According to Article 17 of the health regulations of the Turkish Armed Forces, homosexuality is considered a “psychosexual deviance.”
“Turkey is going through a democratization process, and the army needs to enter this phase, too,” said Binay.
“We don’t live in a dream world and we don’t expect it to happen all of a sudden in such a deep-seated institution, but at least they could stop the humiliating practices against gay men.”
Turkish rights groups reported 24 killings of gay and transsexual individuals in the last two years. In most cases, courts reduced the sentences or the perpetrators were not found.
In a report last year, Amnesty International urged Ankara to draw up laws preventing discrimination on the grounds of sexual orientation and to punish perpetrators of homophobic attacks.
The EU in a separate report also last year said lesbian, gay, bisexual and transgender persons in Turkey “continued to suffer discrimination, intimidation and violent crimes”.
LGBT activists say they get little sympathy from the AK Party, in power for a decade, which has its roots in political Islam and is known for its socially conservative stance.
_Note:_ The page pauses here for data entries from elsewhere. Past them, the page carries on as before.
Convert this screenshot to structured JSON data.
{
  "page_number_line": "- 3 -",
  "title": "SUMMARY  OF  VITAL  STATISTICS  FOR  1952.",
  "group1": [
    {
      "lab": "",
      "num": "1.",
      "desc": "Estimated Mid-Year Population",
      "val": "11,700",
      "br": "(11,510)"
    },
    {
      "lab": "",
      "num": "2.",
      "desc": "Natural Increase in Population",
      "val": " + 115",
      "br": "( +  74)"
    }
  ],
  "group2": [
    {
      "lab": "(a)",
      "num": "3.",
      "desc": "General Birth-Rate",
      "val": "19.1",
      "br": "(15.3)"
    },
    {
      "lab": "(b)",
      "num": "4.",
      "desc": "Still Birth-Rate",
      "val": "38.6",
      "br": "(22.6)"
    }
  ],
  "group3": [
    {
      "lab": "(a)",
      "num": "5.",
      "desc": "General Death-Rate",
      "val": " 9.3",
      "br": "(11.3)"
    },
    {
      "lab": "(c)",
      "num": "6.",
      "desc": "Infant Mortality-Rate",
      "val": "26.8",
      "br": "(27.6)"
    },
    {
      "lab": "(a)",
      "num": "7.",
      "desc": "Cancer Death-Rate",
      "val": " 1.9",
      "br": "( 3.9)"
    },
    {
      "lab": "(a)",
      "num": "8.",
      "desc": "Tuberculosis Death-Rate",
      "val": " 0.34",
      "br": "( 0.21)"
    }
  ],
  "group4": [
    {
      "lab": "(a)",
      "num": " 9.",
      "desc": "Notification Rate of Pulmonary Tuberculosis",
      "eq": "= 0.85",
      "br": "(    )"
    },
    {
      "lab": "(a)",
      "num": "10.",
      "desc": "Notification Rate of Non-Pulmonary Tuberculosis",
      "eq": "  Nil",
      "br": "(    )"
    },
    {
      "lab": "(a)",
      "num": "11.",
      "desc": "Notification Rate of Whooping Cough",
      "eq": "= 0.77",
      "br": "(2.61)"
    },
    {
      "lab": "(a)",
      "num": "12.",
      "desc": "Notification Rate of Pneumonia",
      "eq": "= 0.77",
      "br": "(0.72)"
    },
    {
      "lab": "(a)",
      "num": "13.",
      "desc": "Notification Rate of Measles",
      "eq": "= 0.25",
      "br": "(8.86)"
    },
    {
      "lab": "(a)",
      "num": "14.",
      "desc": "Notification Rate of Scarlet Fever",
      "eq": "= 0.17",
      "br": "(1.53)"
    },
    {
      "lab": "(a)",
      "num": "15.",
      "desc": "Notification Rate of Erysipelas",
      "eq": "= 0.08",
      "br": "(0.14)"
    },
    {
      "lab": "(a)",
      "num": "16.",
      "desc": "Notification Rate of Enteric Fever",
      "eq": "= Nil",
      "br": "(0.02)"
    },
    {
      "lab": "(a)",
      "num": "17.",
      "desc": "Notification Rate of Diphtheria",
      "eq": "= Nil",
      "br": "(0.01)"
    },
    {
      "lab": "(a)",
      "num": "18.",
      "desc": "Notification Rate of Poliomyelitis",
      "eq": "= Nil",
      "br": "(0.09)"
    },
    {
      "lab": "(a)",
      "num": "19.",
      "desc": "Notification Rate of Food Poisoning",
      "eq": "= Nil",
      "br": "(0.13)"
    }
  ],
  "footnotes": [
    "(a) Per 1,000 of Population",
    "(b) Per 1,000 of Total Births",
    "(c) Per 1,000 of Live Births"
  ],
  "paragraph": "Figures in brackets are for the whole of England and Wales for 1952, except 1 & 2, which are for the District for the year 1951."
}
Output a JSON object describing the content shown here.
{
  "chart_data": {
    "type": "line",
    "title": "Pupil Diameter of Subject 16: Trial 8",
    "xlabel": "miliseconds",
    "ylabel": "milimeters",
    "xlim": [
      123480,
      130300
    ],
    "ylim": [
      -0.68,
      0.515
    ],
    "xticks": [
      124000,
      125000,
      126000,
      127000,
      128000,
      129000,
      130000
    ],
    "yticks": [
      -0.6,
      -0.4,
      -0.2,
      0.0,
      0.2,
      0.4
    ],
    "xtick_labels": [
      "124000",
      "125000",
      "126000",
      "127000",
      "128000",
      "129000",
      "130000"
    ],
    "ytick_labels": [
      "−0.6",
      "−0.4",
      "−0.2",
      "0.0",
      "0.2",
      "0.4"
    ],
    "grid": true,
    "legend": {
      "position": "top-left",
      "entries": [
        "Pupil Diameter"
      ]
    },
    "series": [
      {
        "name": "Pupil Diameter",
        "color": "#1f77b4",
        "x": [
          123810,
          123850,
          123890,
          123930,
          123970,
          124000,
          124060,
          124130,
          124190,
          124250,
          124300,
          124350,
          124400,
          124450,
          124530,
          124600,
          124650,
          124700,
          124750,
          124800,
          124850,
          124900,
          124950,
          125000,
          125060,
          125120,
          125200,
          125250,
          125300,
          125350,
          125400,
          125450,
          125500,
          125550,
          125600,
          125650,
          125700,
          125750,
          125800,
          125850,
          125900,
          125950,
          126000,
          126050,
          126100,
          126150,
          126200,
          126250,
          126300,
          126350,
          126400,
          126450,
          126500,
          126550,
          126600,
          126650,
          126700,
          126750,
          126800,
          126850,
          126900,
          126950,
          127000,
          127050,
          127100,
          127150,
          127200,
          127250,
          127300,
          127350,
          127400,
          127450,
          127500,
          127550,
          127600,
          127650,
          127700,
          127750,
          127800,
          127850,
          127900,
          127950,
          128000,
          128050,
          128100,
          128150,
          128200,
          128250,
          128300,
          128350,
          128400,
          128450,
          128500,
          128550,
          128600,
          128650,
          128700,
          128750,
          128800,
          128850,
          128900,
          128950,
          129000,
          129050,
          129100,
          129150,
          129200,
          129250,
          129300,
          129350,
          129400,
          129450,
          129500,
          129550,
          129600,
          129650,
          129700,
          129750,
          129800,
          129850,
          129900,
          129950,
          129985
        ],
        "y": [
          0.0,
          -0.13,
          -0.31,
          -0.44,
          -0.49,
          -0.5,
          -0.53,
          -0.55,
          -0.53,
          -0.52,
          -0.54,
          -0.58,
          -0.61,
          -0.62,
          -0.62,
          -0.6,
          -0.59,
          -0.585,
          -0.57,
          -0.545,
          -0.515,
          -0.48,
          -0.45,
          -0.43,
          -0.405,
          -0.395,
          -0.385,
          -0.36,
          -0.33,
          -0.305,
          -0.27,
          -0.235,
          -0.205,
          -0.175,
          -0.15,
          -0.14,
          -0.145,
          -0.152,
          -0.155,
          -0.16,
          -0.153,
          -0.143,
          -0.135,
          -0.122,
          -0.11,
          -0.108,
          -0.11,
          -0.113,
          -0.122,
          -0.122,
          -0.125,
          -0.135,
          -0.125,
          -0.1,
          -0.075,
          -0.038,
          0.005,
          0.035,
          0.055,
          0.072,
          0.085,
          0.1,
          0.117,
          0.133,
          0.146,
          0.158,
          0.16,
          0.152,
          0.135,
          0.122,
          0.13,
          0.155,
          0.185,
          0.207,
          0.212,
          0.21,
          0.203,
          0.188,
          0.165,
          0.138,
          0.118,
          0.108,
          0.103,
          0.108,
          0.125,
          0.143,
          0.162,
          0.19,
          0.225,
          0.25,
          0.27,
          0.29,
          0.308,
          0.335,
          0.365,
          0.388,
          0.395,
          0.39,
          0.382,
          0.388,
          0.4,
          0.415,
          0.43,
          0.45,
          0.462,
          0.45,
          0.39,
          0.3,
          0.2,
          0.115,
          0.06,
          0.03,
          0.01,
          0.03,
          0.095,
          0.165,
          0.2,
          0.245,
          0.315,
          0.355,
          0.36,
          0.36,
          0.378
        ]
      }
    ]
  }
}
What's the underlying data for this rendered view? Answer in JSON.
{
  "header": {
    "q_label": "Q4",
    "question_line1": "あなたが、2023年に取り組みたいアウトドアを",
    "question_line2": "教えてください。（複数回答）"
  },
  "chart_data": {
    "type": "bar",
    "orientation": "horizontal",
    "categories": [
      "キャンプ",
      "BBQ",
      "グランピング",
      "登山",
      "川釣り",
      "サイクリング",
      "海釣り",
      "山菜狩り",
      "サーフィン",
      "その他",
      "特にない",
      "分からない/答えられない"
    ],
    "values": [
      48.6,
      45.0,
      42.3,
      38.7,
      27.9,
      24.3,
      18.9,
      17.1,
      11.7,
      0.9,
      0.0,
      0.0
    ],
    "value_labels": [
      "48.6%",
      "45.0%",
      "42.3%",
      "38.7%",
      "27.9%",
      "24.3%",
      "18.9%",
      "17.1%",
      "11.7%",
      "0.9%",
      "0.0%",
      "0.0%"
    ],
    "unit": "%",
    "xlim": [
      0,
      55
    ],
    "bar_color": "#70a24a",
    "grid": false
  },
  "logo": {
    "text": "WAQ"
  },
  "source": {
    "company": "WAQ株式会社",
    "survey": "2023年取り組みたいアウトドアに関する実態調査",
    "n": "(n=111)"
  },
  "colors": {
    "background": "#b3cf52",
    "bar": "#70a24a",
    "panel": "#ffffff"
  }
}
Selma Aliye Kavaf, Turkey’s former Women and Family Affairs Minister, made waves in 2010 when she said homosexuality was “a biological disorder, a disease that needs to be treated”.
The current interior minister accused an outlawed armed organization with “engaging in every kind of immorality, including homosexuality”.
Director Binay said he hoped the movie would help to change views both among government officials and the wider society, but believed that would not happen overnight.
“These movies will be made in Turkey as long as those from different identities refuse to learn to live together.”